# Side-Swiped Covered Hopper kitbash



## SNER (Sep 20, 2010)

Well, being I have been in the moving process, I haven't gotten a chance to work on the RS's or anything of that sort. But I finally got back to detailing. I decided I wanted to re-weather a covered hopper I had sitting around waiting for a new look. I stripped the weathering off (it was just Tempera Paint) and began a make over to make it a look alike Great Northern hopper I had seen in a photo. My finished product first looked like the first photos, but I then had an interesting idea. Make the car look like it had been sideswiped while on another railroad. I found a photo online then of a car that was sideswiped but only enough to leave clean steel and a few dents.
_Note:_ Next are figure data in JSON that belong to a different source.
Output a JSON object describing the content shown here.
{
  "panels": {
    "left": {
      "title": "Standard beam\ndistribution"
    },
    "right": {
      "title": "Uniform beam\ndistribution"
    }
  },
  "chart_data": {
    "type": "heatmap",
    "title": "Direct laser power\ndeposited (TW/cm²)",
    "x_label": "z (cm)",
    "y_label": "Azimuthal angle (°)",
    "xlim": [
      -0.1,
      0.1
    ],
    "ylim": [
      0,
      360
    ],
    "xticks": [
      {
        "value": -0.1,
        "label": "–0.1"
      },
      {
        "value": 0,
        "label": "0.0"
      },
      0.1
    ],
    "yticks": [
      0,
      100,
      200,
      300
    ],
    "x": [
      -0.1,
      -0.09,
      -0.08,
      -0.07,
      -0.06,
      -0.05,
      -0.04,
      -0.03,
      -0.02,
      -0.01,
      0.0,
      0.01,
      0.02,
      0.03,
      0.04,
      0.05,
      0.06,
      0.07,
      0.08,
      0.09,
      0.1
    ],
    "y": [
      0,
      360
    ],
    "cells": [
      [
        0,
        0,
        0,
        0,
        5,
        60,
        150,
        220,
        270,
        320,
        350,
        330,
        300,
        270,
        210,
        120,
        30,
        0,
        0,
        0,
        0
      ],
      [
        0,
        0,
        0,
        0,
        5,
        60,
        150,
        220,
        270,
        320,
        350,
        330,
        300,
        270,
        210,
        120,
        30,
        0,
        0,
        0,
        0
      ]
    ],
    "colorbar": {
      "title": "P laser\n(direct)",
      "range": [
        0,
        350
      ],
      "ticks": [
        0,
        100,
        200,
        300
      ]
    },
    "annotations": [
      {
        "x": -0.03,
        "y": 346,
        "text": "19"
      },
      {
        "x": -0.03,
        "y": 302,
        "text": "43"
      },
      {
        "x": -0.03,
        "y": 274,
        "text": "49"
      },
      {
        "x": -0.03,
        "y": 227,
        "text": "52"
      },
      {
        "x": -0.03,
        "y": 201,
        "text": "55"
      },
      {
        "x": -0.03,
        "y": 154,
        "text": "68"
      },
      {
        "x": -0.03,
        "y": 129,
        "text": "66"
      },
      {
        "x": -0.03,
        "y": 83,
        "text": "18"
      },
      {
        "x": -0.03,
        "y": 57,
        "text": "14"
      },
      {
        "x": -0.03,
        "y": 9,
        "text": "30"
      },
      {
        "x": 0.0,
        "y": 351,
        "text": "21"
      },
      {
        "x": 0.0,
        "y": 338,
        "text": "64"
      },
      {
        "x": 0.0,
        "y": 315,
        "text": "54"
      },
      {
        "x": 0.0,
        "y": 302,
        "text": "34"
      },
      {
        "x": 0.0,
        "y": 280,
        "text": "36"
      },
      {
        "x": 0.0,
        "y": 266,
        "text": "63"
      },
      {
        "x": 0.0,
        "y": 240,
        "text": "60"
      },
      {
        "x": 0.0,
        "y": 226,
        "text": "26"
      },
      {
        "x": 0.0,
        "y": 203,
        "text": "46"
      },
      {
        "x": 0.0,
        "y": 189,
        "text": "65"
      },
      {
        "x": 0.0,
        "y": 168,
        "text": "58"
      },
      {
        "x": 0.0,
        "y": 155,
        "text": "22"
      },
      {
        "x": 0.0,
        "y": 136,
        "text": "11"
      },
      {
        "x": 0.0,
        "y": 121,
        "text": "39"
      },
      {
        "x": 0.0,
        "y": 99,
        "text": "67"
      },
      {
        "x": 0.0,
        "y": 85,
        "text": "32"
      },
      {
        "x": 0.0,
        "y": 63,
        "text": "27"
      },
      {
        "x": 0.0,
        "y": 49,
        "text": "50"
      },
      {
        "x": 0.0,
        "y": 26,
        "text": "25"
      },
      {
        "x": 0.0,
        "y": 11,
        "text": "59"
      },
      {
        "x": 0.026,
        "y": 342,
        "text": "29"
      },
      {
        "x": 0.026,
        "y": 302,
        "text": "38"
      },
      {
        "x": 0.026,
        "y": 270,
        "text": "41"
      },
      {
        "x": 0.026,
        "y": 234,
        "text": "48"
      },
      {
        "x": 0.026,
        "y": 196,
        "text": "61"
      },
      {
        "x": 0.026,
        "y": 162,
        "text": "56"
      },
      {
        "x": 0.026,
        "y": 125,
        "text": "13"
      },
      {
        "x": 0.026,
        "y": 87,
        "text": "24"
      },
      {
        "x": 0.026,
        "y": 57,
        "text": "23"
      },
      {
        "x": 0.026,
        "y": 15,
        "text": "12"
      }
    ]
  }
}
The car could still be used without an immediate repairs. So out came the plumper torch and silver paint with rust. Here's the finished model.

Dave


----------



## fsfazekas (Feb 19, 2008)

That's an interesting look - I wouldn't have thought of trying something like that!


----------



## markoles (Jan 2, 2008)

I like your Mercury (Hg) tag. 

The side swiped car looks great. When does it head to the RIP track?!


----------



## Paulus (May 31, 2008)

That is some very daring weathering! And it looks super! 
A real heavy duty car.


----------



## MikeK (Jan 3, 2008)

It certainly looks quite realistic and a novel approach for something I've not seen done on scale rolling stock before. Nice job!


----------



## San Juan (Jan 3, 2008)

Nice job and very creative.

In this condition it would look great all alone on a distant siding somewhere awaiting transfer, or even on a flat car with the trucks removed.


----------



## up9018 (Jan 4, 2008)

That's pretty cool Dave.....I like it!!! 

Chris


----------



## Ray Dunakin (Jan 6, 2008)

Nice job, very creative!


----------



## Mike O (Jan 2, 2008)

very creative idea and very well executed. The seeming multiple layers of paint/tagging is a great idea. 

Mike


----------